Amob of spectators presses in, trying to see the tiny girl. Rap stars circle. The cameras roll. The crowd chants her name. ■ “Da-Sa-Neee!” ■ Her heart is racing. She looks up at the sky and extends her fingers, but cannot reach high enough to grasp the metal bar. A powerful man hoists her up by the waist.
In an instant, she is midair, pulling and twisting acrobatically as the audience gasps at the might of this 12-year-old girl.
“She’s a giantess,” the man had announced to the audience. “She’s tomorrow’s success, I’m telling you right now.”
Dasani blinks, looking out at the smiling faces. She cannot make sense of the serendipity that has brought her here to Harlem, on this sparkling July day, to make her debut as a member of an urban fitness group teamed up with Nike.
But there is her beaming mother, Chanel; her father, Supreme; and all seven siblings.
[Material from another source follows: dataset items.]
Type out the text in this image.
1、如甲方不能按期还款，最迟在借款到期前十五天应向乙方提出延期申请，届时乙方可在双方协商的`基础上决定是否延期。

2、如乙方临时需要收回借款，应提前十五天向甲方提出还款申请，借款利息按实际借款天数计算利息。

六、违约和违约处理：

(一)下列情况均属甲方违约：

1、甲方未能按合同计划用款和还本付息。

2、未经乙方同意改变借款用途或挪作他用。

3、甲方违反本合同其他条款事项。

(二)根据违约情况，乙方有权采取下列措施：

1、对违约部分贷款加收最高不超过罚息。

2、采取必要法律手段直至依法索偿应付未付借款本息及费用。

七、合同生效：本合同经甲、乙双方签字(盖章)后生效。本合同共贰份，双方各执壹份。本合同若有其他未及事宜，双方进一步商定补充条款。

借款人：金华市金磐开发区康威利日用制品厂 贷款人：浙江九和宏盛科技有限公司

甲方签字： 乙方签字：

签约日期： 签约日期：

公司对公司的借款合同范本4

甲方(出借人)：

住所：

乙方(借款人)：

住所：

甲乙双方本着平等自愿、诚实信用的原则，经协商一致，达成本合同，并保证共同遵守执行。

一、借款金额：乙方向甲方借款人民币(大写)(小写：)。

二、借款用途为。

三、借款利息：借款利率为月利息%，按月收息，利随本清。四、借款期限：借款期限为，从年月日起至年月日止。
They are cheering and clapping as well.
“I thought it was a dream — make believe — like this wasn’t happening,” she says. “You know, like in movies, people pinch themselves like this ain’t real.”
It was only two months earlier that Dasani stood at the bus stop as her mother wept in the rain. Summer was fast approaching, a season that, in this family, always brings change.
The markers of Dasani’s life — her first months in the care of Grandma Joanie, the day her family moved into their first real home, the loss of that home two years later, when they landed in the Auburn shelter — these all came in summertime.
There was no telling what this summer might bring. Dasani could no sooner predict landing a spot on the Harlem team than she could foretell the abrupt changes that still lay ahead.
Already, the court-mandated supervision of the family by child protection workers had run its course. Chanel’s nine-month trial period was suddenly over, leaving her custody secure, just as new problems came along.
School was winding down when the children learned that their only other refuge — Grandma Sherry’s rowhouse in East New York, Brooklyn — had gone into foreclosure. Sherry could end up homeless as well, at a time when New York’s shelter population had surpassed a historic 50,000.
As the days grew hotter, Dasani and her family remained stuck in the same miserable room at Auburn.
And yet summer, no matter how stifling, also carried a certain promise, the kind that comes of chance encounters on the street.
It is a muggy night in Harlem, but the children do not care. They savor any chance to visit. ■ This is the place where, a decade earlier, Chanel and Supreme fell in love. They have returned over the years, pulled by the Five Percent Nation, the movement spawned 50 years ago by a contemporary of Malcolm X who broke from the Nation of Islam.
Tonight, people swarm into the Harriet Tubman Learning Center on West 127th Street for the organization’s annual gathering, pushing past security guards and a vendor with pins that declare, “I ♥ being God.” Supreme mills about in the foyer, greeting old friends with tight hugs.